Computer scientist Donald Knuth has a [famous quote](https://staff.fnwi.uva.nl/p.vanemdeboas/knuthnote.pdf): **"Beware of bugs in the above code; I have only proved it correct, not tried it."** I feel the same way about statistical methods.

When I look at mathematical papers about statistical methods, the text tends to look something like:

> Smith et al (2008) proved several asymptotic properties of empirical Bayes estimators of the exponential family under regularity assumptions i, ii, and iii. We extend this to prove the estimator of Jones et al (2001) is inadmissable, in the case that $\hat{\theta}(x)$ is an unbiased estimator and $g(y)$ is convex...

This kind of paper is an important part of the field, but it does almost nothing for me. I'm not particularly good at manipulating equations, and I get rustier every year out of grad school. If I'm considering applying a statistical method to a dataset, papers and proofs like this won't help me judge whether it will work. ("Oh- I should have known that my data didn't follow regularity assumption ii!") What does help me is the approach we've used here, where I can see for myself just how accurate the method tends to be.

For example, I recently found myself working on a problem of logistic regression that I suspected had mislabeled outcomes (some zeroes turned to ones, and vice versa), and read up on [some robust logistic regression methods](https://www.jstor.org/stable/2345763?seq=1#page_scan_tab_contents), implemented in the [robust package](https://cran.r-project.org/web/packages/robust/robust.pdf). But I wasn't sure they would be effective on my data, so I [did some random simulation](http://rpubs.com/dgrtwo/235656) of mislabeled outcomes and applied the method.
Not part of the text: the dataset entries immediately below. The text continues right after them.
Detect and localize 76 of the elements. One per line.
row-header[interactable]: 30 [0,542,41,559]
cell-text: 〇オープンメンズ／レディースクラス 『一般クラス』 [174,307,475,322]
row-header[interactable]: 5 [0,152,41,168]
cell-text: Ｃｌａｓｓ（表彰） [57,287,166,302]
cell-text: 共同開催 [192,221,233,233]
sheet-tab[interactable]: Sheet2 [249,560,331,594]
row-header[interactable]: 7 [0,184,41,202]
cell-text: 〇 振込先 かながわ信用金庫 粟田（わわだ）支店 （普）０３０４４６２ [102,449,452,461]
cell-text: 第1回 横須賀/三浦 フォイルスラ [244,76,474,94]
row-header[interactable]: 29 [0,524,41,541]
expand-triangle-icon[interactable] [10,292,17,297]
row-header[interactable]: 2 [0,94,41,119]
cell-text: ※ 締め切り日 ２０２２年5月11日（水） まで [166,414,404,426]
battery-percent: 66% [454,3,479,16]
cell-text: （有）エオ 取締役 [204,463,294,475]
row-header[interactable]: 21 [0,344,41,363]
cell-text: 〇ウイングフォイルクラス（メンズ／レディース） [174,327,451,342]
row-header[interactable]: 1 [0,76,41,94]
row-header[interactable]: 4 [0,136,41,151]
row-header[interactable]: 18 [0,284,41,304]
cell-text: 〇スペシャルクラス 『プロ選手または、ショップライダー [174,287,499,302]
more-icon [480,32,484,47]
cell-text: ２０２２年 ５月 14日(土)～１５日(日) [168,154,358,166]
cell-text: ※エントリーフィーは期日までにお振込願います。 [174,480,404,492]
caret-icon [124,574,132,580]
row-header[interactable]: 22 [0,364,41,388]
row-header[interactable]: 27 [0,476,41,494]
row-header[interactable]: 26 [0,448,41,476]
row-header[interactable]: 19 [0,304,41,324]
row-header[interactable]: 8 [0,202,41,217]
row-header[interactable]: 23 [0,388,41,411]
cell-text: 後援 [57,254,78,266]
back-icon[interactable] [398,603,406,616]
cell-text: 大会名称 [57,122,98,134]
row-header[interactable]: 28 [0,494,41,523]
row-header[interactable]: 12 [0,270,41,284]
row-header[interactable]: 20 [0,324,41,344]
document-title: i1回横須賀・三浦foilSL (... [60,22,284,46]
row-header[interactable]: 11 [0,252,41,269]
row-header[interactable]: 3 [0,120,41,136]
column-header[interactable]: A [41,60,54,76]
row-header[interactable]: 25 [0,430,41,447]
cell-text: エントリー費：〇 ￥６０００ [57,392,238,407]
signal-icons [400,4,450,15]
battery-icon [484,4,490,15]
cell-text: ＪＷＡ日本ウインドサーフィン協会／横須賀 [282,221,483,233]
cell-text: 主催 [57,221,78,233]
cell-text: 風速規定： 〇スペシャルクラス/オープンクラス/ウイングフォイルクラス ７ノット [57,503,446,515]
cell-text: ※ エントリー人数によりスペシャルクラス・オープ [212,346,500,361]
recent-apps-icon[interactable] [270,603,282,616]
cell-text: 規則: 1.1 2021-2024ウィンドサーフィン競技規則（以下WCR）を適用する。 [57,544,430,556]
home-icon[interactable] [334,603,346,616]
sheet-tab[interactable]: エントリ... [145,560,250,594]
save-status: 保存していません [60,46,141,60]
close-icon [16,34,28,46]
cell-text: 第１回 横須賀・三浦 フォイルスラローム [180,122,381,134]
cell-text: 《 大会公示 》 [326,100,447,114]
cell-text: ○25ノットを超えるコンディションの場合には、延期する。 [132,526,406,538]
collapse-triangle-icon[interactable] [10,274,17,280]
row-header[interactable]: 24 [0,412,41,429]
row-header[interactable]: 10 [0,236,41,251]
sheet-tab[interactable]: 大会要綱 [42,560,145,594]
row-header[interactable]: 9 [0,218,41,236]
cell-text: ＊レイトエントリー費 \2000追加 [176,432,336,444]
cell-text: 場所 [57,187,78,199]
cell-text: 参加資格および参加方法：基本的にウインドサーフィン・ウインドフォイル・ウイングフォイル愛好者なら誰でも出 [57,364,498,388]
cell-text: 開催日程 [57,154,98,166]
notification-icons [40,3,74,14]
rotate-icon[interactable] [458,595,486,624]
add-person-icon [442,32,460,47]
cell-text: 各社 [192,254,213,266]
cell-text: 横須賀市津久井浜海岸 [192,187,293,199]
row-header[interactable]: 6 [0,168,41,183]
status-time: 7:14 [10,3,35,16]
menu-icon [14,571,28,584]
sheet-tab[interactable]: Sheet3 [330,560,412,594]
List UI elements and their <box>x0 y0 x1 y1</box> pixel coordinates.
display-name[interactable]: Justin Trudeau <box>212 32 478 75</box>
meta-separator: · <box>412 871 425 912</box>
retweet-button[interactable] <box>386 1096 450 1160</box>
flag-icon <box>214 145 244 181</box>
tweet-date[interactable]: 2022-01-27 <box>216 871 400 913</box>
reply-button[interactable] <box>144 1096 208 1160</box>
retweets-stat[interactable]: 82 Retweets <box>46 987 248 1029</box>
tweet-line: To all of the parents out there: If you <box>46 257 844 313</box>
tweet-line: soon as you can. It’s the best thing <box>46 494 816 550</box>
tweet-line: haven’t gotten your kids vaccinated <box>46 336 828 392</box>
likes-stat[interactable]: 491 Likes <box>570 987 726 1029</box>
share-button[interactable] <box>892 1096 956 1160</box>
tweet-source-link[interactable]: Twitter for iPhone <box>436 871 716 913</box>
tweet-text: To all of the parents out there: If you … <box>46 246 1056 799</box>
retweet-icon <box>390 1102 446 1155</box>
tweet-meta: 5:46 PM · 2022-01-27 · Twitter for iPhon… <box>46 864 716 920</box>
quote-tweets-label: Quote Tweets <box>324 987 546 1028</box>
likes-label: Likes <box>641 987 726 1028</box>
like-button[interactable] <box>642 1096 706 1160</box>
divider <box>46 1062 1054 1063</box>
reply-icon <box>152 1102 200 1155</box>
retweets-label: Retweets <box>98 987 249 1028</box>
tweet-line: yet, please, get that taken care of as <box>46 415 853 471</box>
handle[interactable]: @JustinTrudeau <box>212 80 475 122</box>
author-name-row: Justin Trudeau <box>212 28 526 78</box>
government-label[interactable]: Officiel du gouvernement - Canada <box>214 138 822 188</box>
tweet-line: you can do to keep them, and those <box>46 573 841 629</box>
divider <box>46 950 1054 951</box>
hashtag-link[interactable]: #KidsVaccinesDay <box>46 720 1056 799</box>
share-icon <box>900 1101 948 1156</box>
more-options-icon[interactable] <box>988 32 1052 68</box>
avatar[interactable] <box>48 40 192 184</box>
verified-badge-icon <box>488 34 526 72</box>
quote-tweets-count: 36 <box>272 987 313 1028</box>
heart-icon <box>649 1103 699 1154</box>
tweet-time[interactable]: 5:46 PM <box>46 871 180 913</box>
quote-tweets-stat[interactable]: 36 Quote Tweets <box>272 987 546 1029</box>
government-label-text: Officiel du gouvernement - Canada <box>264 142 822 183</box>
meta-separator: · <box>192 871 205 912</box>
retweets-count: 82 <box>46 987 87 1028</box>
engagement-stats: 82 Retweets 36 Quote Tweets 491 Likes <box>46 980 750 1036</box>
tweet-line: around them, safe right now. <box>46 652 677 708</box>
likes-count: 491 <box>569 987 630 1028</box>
The method didn't work as well as I needed it to, which saved me from applying it to my data and thinking I'd solved the problem.

For this reason, no matter how much math and proofs there are that show a method is reliable, I really only feel comfortable with a method once I've worked with it simulated data. It's also a great way to teach myself about the statistical method. I hope in these simulation chapters, and indeed throughout this book, that you have found my approaches to concrete examples and simulation as useful as I have.